The theoretical functional decomposition of the variance of the stdf \(\ell\) consists in writing \(D(\ell) = \sum_{I \subseteq \{1,...,d\}} D_I(\ell) \) where \(D_I(\ell)\) measures the variance of \(\ell_I(U_I)\) the term associated with subset \(I\) in the Hoeffding-Sobol decomposition of \(\ell\)
; note that \(U_I\) represents a random vector with independent standard uniform entries.
Fixing a subset of components \(I\), the theoretical tail superset importance coefficient is defined by \(\Upsilon_I(\ell)=\sum_{J \supseteq I} D_J(\ell)\).
A theoretical upper bound for tsic \(\Upsilon_I(\ell)\) is given by Theorem 2 in Mercadier and Ressel (2021)
which states that \(\Upsilon_I(\ell)\leq 2(|I|!)^2/((2|I|+2)!)\).
Here, the function tsicEmp
evaluates, on a \(n\)-sample and threshold \(k\), the empirical tail superset importance coefficient \(\hat{\Upsilon}_{I,k,n}\) the empirical counterpart of \(\Upsilon_I(\ell)\).
Under the option sobol = TRUE
, the function tsicEmp
returns \(\dfrac{\hat{\Upsilon}_{I,k,n}}{\hat{D}_{k,n}}\) the empirical counterpart of \(\dfrac{\Upsilon_I(\ell)}{D_I(\ell)}\).
Under the option norm = TRUE
, the quantities are multiplied by \(\dfrac{(2|I|+2)!}{2(|I|!)^2}\).
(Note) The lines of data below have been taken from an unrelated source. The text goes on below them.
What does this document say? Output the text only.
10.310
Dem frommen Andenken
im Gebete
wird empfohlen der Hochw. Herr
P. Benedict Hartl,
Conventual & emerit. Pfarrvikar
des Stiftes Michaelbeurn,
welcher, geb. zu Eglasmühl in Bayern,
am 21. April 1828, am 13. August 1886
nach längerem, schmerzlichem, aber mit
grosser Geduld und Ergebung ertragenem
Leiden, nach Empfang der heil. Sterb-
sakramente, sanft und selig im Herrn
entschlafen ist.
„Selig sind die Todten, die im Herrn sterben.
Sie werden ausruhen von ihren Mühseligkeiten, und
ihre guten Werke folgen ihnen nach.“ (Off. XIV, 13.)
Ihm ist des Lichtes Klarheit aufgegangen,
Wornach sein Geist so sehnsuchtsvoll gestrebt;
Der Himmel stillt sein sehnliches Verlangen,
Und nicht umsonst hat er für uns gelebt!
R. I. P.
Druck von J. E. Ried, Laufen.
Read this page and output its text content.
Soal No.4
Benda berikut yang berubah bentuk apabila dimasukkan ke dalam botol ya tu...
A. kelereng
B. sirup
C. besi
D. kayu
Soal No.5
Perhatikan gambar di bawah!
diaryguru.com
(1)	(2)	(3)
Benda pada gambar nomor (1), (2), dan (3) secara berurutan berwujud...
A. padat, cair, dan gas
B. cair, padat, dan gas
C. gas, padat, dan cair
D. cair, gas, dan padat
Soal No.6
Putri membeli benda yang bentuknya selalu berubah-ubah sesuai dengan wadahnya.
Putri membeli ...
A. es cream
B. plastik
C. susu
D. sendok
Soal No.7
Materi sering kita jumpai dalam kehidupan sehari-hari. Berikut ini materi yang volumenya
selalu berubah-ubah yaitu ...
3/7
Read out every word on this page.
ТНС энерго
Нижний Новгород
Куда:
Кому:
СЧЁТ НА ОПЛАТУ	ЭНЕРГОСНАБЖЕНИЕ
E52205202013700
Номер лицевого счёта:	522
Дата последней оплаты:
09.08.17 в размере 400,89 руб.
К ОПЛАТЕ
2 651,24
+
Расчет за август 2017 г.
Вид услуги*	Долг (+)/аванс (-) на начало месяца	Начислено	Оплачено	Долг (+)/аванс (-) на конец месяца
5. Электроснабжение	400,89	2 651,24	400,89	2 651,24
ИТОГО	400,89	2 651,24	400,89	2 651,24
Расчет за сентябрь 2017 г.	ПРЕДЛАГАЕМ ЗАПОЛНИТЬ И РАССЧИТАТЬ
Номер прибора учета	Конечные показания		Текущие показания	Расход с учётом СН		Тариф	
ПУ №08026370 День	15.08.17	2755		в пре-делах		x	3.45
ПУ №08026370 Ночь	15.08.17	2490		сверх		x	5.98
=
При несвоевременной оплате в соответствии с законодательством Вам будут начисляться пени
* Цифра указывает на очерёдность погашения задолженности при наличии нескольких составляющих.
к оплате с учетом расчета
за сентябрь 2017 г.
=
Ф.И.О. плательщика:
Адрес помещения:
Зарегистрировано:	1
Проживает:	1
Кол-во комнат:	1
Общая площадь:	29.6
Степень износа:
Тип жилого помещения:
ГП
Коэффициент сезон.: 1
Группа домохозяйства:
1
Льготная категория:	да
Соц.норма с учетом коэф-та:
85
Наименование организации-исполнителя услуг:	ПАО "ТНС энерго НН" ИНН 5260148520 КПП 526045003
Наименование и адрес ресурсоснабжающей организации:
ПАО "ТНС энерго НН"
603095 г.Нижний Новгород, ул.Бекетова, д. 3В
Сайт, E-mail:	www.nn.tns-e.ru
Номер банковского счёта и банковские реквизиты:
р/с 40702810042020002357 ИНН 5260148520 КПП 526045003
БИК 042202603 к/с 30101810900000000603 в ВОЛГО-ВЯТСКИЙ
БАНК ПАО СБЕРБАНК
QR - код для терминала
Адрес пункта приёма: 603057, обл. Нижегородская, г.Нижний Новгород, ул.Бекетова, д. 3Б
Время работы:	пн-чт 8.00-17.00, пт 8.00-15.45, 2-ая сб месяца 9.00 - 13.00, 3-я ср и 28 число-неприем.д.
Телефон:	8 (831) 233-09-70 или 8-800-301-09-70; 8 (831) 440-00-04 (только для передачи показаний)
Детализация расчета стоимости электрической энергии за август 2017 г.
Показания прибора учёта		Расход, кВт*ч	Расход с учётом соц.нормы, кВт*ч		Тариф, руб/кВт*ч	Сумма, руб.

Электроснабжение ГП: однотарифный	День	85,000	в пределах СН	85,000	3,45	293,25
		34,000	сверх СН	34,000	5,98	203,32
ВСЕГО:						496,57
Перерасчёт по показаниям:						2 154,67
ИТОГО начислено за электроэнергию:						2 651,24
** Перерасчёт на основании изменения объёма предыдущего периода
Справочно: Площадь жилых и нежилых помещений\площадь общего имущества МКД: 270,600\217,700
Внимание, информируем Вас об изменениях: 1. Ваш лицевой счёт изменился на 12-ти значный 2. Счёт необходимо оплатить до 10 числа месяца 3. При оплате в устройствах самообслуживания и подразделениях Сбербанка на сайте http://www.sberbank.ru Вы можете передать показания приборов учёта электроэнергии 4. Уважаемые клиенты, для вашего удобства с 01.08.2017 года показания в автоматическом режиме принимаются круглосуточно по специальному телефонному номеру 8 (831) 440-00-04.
Proposition 1 and Theorem 2 of Mercadier and Roustant (2019) provide several rank-based expressions
\(\hat{\Upsilon}_{I,k,n}=\frac{1}{k^2}\sum_{s=1}^n\sum_{s^\prime=1}^n \prod_{t\in I}(\min(\overline{R}^{(t)}_s,\overline{R}^{(t)}_{s^\prime})-\overline{R}^{(t)}_{s}\overline{R}^{(t)}_{s^\prime}) \prod_{t\notin I} \min(\overline{R}^{(t)}_s,\overline{R}^{(t)}_{s^\prime})\)
\(\hat{D}_{k,n}=\frac{1}{k^2}\sum_{s=1}^n\sum_{s^\prime=1}^n \prod_{t\in I}\min(\overline{R}^{(t)}_s,\overline{R}^{(t)}_{s^\prime})- \prod_{t\in I}\overline{R}^{(t)}_{s}\overline{R}^{(t)}_{s^\prime}\)
where
\(k\) is the threshold parameter,
\(n\) is the sample size,
\(X_1,...,X_n\) describes the sample
, each \(X_s\) is a d-dimensional vector \(X_s^{(t)}\) for \(t=1,...,d\),
\(R^{(t)}_s\) denotes the rank of \(X^{(t)}_s\) among \(X^{(t)}_1, ..., X^{(t)}_n\),
and \(\overline{R}^{(t)}_s = \min((n- R^{(t)}_s+1)/k,1)\).